We keep track of user agent strings in our website. I want to do some statistics on them, to see how many IE6 users we have ( so we know what we have to develop against), and also how many mobile users we have.
So we have log entires like this:
Mozilla/4.0 (compatible; MSIE 7.0; Windows NT 5.1; FunWebProducts)
Mozilla/4.0 (compatible; MSIE 7.0; Windows NT 5.1; FunWebProducts; .NET CLR 1.0.3705; .NET CLR 1.1.4322; Media Center PC 4.0; .NET CLR 2.0.50727)

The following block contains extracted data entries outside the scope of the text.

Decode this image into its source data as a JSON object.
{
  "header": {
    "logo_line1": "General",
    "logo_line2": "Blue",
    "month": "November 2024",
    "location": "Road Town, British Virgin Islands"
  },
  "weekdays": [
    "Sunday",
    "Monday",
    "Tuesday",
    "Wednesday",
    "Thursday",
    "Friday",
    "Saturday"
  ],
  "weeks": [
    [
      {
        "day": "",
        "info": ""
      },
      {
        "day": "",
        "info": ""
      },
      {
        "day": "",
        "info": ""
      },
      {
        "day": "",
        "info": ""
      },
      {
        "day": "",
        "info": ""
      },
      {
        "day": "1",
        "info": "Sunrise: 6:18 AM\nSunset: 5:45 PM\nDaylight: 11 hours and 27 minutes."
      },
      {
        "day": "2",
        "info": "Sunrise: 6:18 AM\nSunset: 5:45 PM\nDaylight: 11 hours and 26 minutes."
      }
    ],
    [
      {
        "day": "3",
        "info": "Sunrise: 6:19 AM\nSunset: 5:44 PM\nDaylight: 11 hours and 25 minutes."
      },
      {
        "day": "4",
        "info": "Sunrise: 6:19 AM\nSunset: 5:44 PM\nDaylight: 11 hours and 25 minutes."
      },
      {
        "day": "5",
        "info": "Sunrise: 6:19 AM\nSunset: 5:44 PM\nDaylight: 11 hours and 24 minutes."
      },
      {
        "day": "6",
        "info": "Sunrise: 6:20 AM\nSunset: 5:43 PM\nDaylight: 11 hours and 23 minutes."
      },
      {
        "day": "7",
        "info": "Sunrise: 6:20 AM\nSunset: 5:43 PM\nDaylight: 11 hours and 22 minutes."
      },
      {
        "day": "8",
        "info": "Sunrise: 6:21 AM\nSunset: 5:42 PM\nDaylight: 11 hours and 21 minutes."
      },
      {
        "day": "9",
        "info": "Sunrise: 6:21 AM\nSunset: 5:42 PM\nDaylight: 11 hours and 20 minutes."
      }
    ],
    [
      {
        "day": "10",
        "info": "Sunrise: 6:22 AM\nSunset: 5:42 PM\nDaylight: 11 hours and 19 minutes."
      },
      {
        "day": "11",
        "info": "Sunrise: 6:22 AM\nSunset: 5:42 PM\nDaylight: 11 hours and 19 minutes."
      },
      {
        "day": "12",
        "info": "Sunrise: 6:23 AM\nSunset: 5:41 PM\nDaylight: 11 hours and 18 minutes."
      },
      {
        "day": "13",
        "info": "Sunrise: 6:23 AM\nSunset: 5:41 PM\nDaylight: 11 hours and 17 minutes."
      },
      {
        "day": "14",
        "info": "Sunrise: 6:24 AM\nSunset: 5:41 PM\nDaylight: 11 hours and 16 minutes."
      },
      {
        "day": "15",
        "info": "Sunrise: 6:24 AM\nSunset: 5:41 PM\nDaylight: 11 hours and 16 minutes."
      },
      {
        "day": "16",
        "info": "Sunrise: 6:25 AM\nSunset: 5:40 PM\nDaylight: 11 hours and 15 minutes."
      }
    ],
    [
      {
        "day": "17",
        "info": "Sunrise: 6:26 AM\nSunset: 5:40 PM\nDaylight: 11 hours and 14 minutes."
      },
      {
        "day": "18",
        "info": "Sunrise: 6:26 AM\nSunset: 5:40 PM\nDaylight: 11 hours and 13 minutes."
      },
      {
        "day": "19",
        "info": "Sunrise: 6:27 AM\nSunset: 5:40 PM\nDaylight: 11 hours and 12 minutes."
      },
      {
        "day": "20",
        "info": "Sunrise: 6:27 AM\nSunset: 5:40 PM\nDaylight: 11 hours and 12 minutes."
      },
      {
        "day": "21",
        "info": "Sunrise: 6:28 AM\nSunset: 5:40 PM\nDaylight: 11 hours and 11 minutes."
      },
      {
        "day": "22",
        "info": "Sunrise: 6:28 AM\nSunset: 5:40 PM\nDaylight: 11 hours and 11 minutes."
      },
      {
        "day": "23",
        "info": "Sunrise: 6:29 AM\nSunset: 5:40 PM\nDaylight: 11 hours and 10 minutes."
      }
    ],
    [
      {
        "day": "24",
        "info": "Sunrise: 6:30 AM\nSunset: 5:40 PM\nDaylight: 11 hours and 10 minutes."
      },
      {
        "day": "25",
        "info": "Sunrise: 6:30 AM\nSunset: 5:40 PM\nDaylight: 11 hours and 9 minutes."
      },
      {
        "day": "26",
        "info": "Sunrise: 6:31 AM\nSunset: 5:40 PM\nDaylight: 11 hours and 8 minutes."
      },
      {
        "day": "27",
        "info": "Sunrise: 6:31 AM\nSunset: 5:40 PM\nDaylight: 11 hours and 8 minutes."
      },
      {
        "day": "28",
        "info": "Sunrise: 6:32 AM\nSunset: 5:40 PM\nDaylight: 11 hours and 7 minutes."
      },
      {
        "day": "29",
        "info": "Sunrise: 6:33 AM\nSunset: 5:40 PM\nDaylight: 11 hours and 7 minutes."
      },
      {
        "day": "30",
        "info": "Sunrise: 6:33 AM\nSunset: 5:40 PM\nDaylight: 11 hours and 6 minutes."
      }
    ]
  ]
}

And ideally, it would be pretty neat to see all the 'meaningful' strings, which would just mean probably strings longer than a certain length. For instance, IU might like to see how many entries have FunWebProducts
in it, or .NET CLR
, or .NET CLR 1.0.3705
-- but I don't want to see how many have a semi-colon. So I'm not necessarily looking for unique strings, but all strings, even sub-sets. So, I would want to see the count of all Mozilla
, knowing that this includes the counts for Mozilla/5.0
and Mozilla/4.0
. It would be nice if there were a nested display for this, starting with the shortest strings, and working its way down. Something perhaps like
4,2093 Mozilla
1,093 Mozilla/5.0
468 Mozilla/5.0 (Windows;
47 Mozilla/5.0 (Windows; U
2,398 Mozilla/4.0
This sounds like a computer science homework. What would this be called? Does something like this exist out there, or do I write my own?